Alors ils l’ont serrée, l’un après l’autre, tout le tour, et ont pleuré. La femme du juge elle l’a embrassée. Puis le vieil homme a signé un engagement — a fait sa marque. Le juge a dit que c’était le moment le plus saint des annales, ou quelque chose comme ça. Puis ils ont bordé le vieil homme dans une belle chambre, qui était la chambre d’amis, et dans la nuit à un moment donné il a eu puissamment soif et a grimpé sur le toit du porche et a glissé le long d’un poteau et a échangé son manteau neuf contre une cruche de tord-boyaux, et a regrimpé et a passé un bon vieux temps ; et vers le lever du jour il a rampé dehors de nouveau, ivre comme un violoneux, et a roulé du porche et s’est cassé le bras gauche à deux endroits, et était presque mort de froid quand quelqu’un l’a trouvé après le lever du soleil. Et quand ils sont venus regarder cette chambre d’amis, ils ont dû faire des sondages avant de pouvoir y naviguer.
Le juge, il s’est senti un peu amer.
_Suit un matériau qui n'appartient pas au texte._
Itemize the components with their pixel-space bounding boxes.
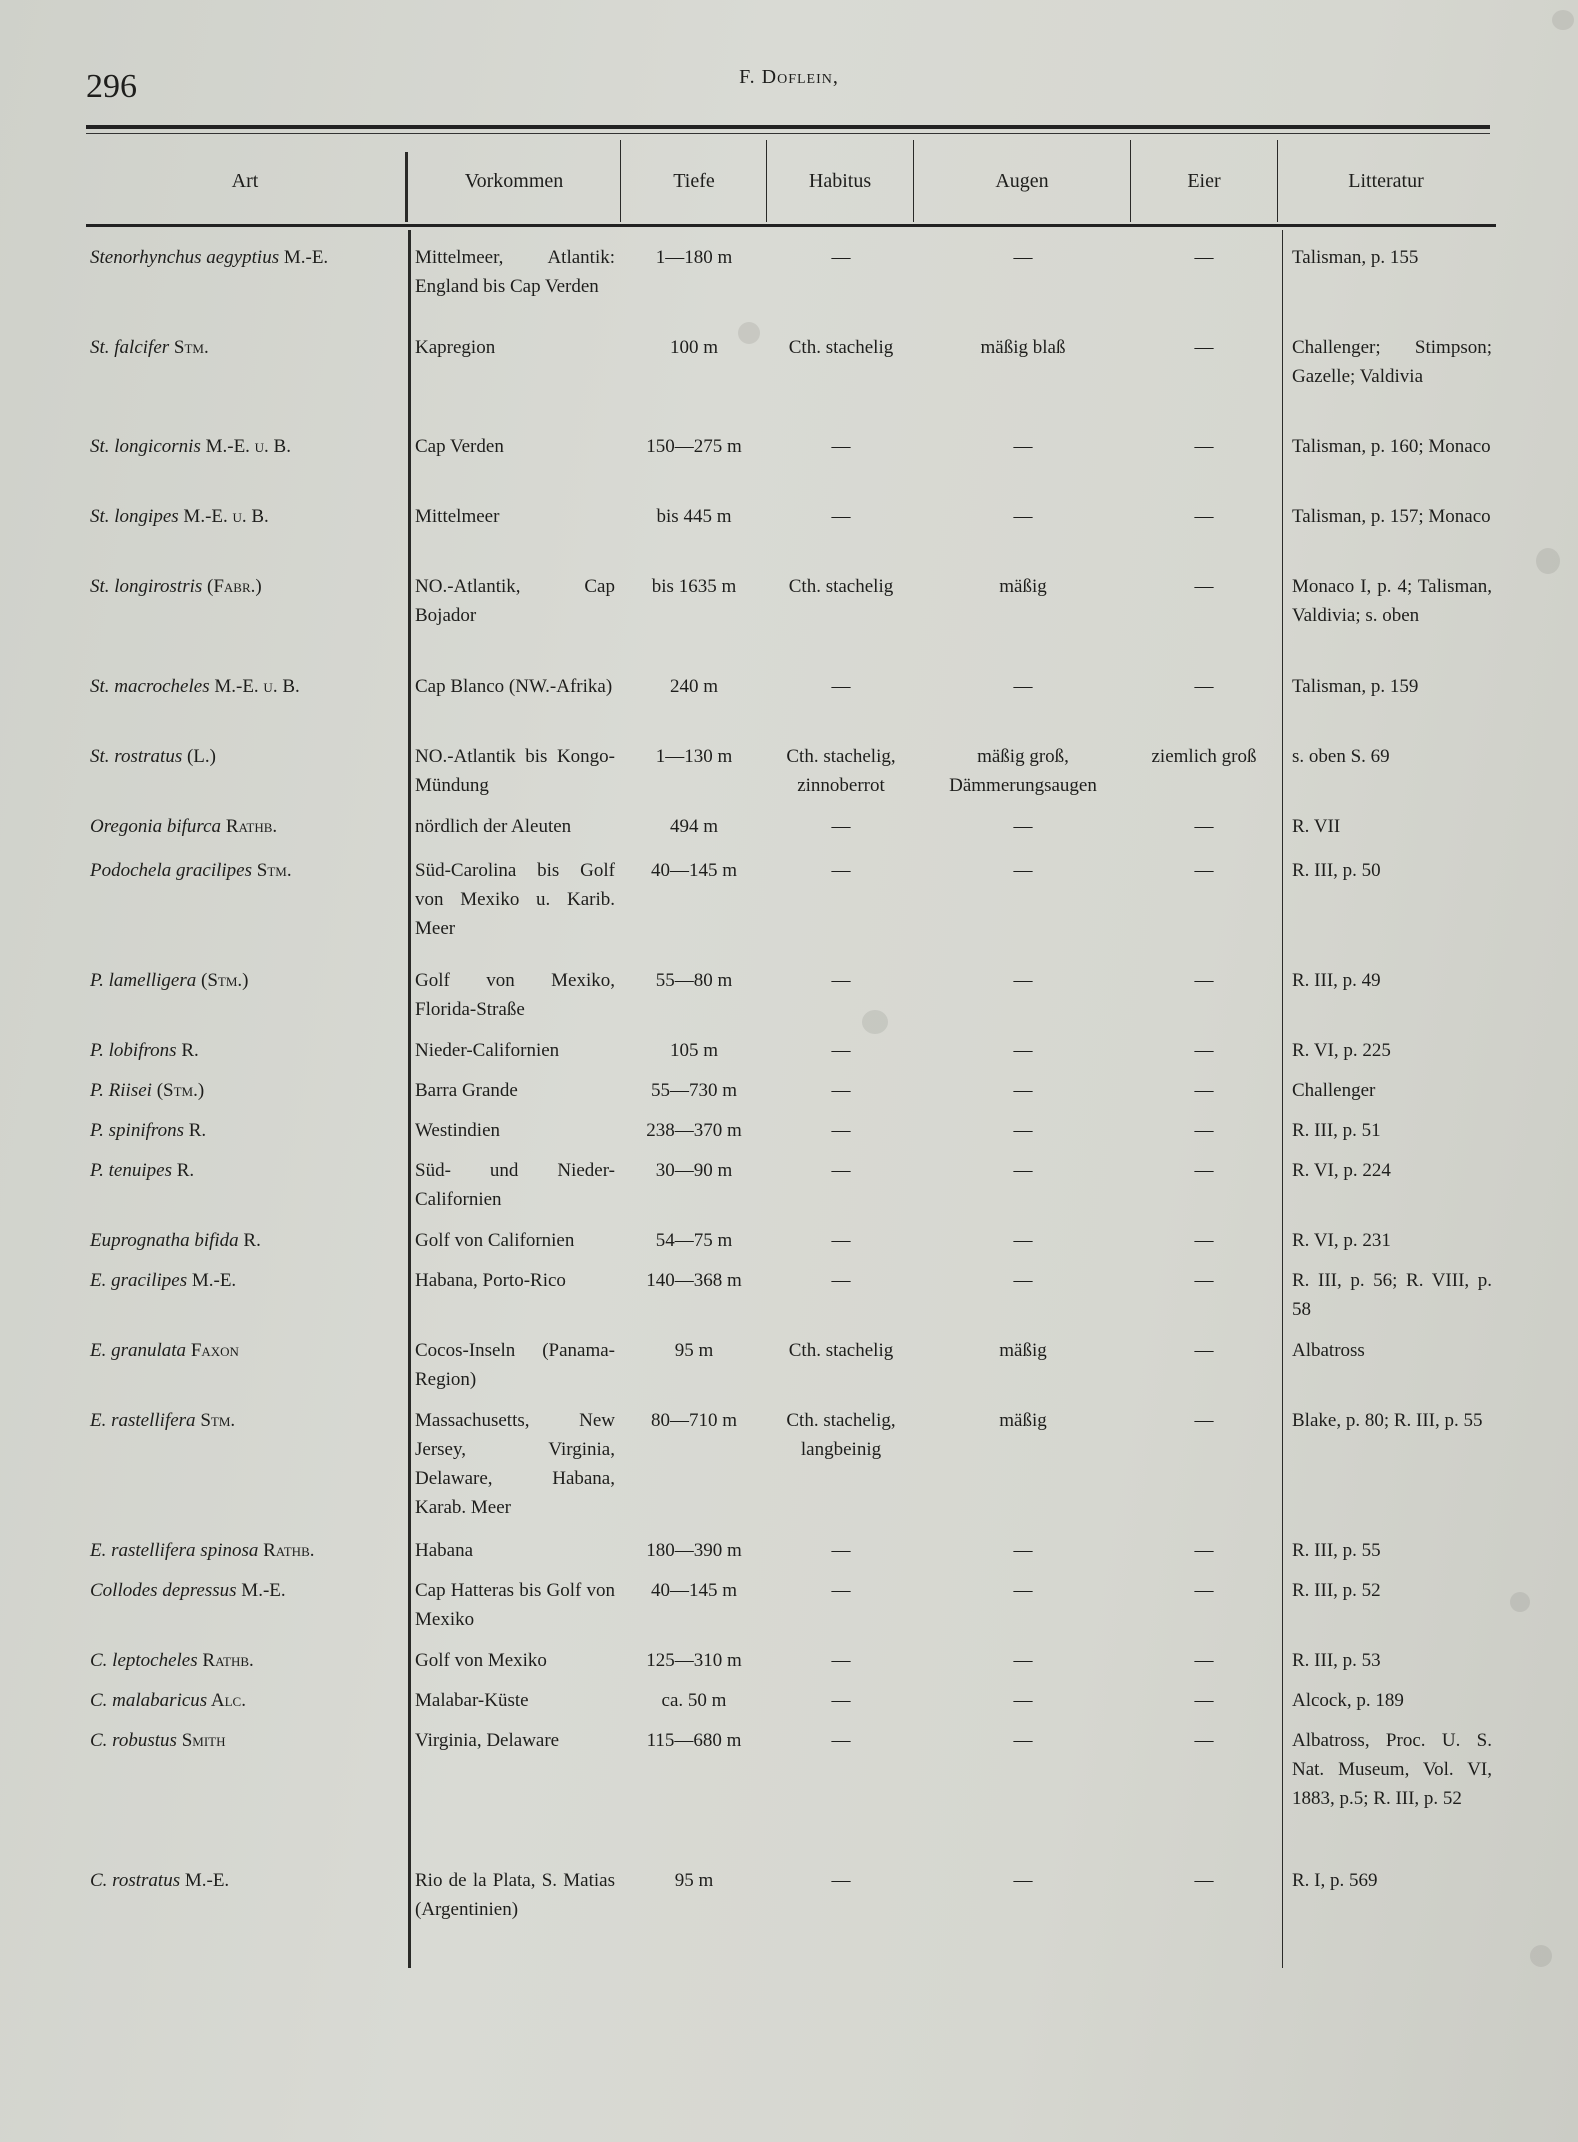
cell-art <box>90 1036 402 1065</box>
species-author: R. <box>176 1040 199 1061</box>
cell-eier: — <box>1194 860 1214 881</box>
species-author: R. <box>171 1160 195 1181</box>
cell-tiefe: 30—90 m <box>655 1160 733 1181</box>
cell-habitus: — <box>831 1540 851 1561</box>
column-divider <box>1282 230 1283 1968</box>
cell-vorkommen: Westindien <box>415 1120 501 1141</box>
cell-augen: — <box>1013 1540 1033 1561</box>
cell-art <box>90 1686 402 1715</box>
cell-habitus: — <box>831 1160 851 1181</box>
cell-vorkommen: Süd-Carolina bis Golf von Mexiko u. Karib. Meer <box>415 860 615 939</box>
species-author: M.-E. u. B. <box>178 506 269 527</box>
cell-litteratur: R. I, p. 569 <box>1292 1870 1378 1891</box>
cell-augen: mäßig <box>999 1340 1047 1361</box>
species-name: P. lamelligera <box>90 970 197 991</box>
cell-tiefe: 105 m <box>669 1040 719 1061</box>
column-divider <box>1277 140 1278 222</box>
cell-art <box>90 672 402 701</box>
cell-art <box>90 1336 402 1365</box>
cell-augen: — <box>1013 1120 1033 1141</box>
cell-tiefe: 54—75 m <box>655 1230 733 1251</box>
cell-vorkommen: Habana <box>415 1540 474 1561</box>
cell-augen: — <box>1013 1690 1033 1711</box>
column-divider <box>913 140 914 222</box>
cell-vorkommen: Cap Hatteras bis Golf von Mexiko <box>415 1580 615 1630</box>
species-name: E. gracilipes <box>90 1270 188 1291</box>
cell-eier: — <box>1194 1040 1214 1061</box>
species-author: Stm. <box>169 337 209 358</box>
cell-art <box>90 502 402 531</box>
cell-augen: mäßig <box>999 1410 1047 1431</box>
cell-augen: — <box>1013 247 1033 268</box>
species-author: Smith <box>176 1730 226 1751</box>
cell-art <box>90 1266 402 1295</box>
cell-augen: — <box>1013 436 1033 457</box>
species-author: Faxon <box>186 1340 239 1361</box>
species-name: Collodes depressus <box>90 1580 237 1601</box>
Il a dit qu’il estimait qu’on pouvait réformer le vieil homme avec un fusil de chasse, peut-être, mais qu’il connaissait pas d’autre moyen.
Bon, assez vite le vieil homme a été sur pied de nouveau, et alors il s’en est pris au Juge Thatcher devant les tribunaux pour le faire rendre cet argent, et il s’en est pris à moi, aussi, pour ne pas avoir arrêté l’école. Il m’a attrapé une ou deux fois et m’a rossé, mais je suis allé à l’école tout de même, et je l’esquivais ou je courais plus vite que lui la plupart du temps. Je voulais pas trop aller à l’école avant, mais j’ai estimé que j’irais maintenant pour faire bisquer papa. Ce procès était une affaire lente — on aurait dit qu’ils allaient jamais commencer ; alors de temps en temps j’empruntais deux ou trois dollars au juge pour lui, pour éviter de recevoir une volée de coups de fouet. Chaque fois qu’il avait de l’argent il se soûlait ; et chaque fois qu’il se soûlait il faisait un foin de tous les diables en ville ; et chaque fois qu’il faisait un foin de tous les diables il se faisait emprisonner. Il était juste dans son élément — ce genre de chose était pile dans sa corde.